Simple Explanations – Connecting the Internet of Things
When it comes to connecting the Internet of Things, there are an overwhelming number of options. Here's everything important to know about IoT connectivity.
When it comes to connecting the Internet of Things, there are an overwhelming number of options. Cellular, satellite, WiFi, Bluetooth, RFID, NFC, LPWAN, and Ethernet are all possible ways to connect a sensor/device. And within each of these options there can be different providers (e.g. for cellular there’s T-Mobile, Verizon, AT&T, Sprint, etc.).
To help bring clarity to my fellow non-technical people, here’s everything important to know about connecting the Internet of Things that I’ve learned working at Leverege:
Connecting the Internet of Things – Tradeoff Between Power Consumption, Range, and Bandwidth
The perfect connectivity option would consume extremely little power, have huge range, and would be able to transmit large amounts of data (high bandwidth). Unfortunately, this perfect connectivity doesn’t exist.
Each connectivity option represents a tradeoff between power consumption, range, and bandwidth. This allows us to segment the various connectivity options into three major groups:
1) High Power Consumption, High Range, High Bandwidth
To wirelessly send a lot of data over a great distance, it takes a lot of power. A great example of this is your smartphone. Your phone can receive and transmit large amounts of data (e.g. video) over great distances, but you need to charge it every 1–2 days.
Connectivity options in this group include cellular and satellite.
Cellular is used when the sensor/device is within coverage of cell towers. For sensors/devices that are, say, in the middle of the ocean, satellite becomes necessary.
2) Low Power Consumption, Low Range, High Bandwidth
To decrease power consumption and still send a lot of data, you have to decrease the range.
Connectivity options in this group include WiFi, Bluetooth, and Ethernet.
Ethernet is a hard-wired connection, so the range is short because it’s only as far as the wire length. WiFi and Bluetooth are both wireless connections with high bandwidth and lower power consumption than cellular and satellite. However, as I’m sure you’ve experienced just walking around your home, the range is limited.
3) Low Power Consumption, High Range, Low Bandwidth
To increase range while maintaining low power consumption, you have to decrease the amount of data that you’re sending.
Connectivity options in this group are called Low-Power Wide-Area Networks (LPWAN) or LoRaWAN.

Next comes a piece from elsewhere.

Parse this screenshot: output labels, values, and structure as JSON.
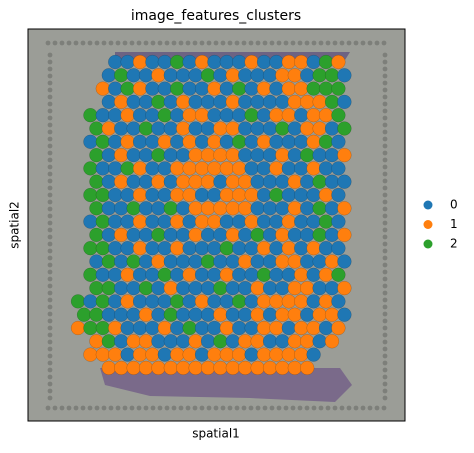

LPWANs send small amounts of data which allows them to operate at very low power with ranges in miles rather than feet. For example, a moisture sensor for agricultural purposes doesn’t need to send a lot of data, perhaps just a single number (the moisture level) every few hours. You also don’t want this sensor to consume a lot of power because it needs to run on battery (plugging it into an outlet in the middle of a field just isn’t realistic). And since agriculture covers a wide area, WiFi and Bluetooth lack the range.
LPWANs are extremely useful for many IoT applications. They allow tons of sensors to collect and send data over broad areas while lasting years on battery life. Although they can’t send much data, most sensors don’t need to However, these kinds of application often need IoT gateways to work.
Wait, what about RFID and NFC?
In the interest of keeping this post simple and high-level, I’ve glossed over some other connectivity options like Radio Frequency Identification (RFID) and Near-Field Communication (NFC).
The groupings above are somewhat generalized, within each there are many diverse options with differing pros and cons.
However, this grouping is a helpful way to conceptualize connecting the Internet of Things and why there are so many options. It all comes down to a tradeoff between power consumption, range, and bandwidth.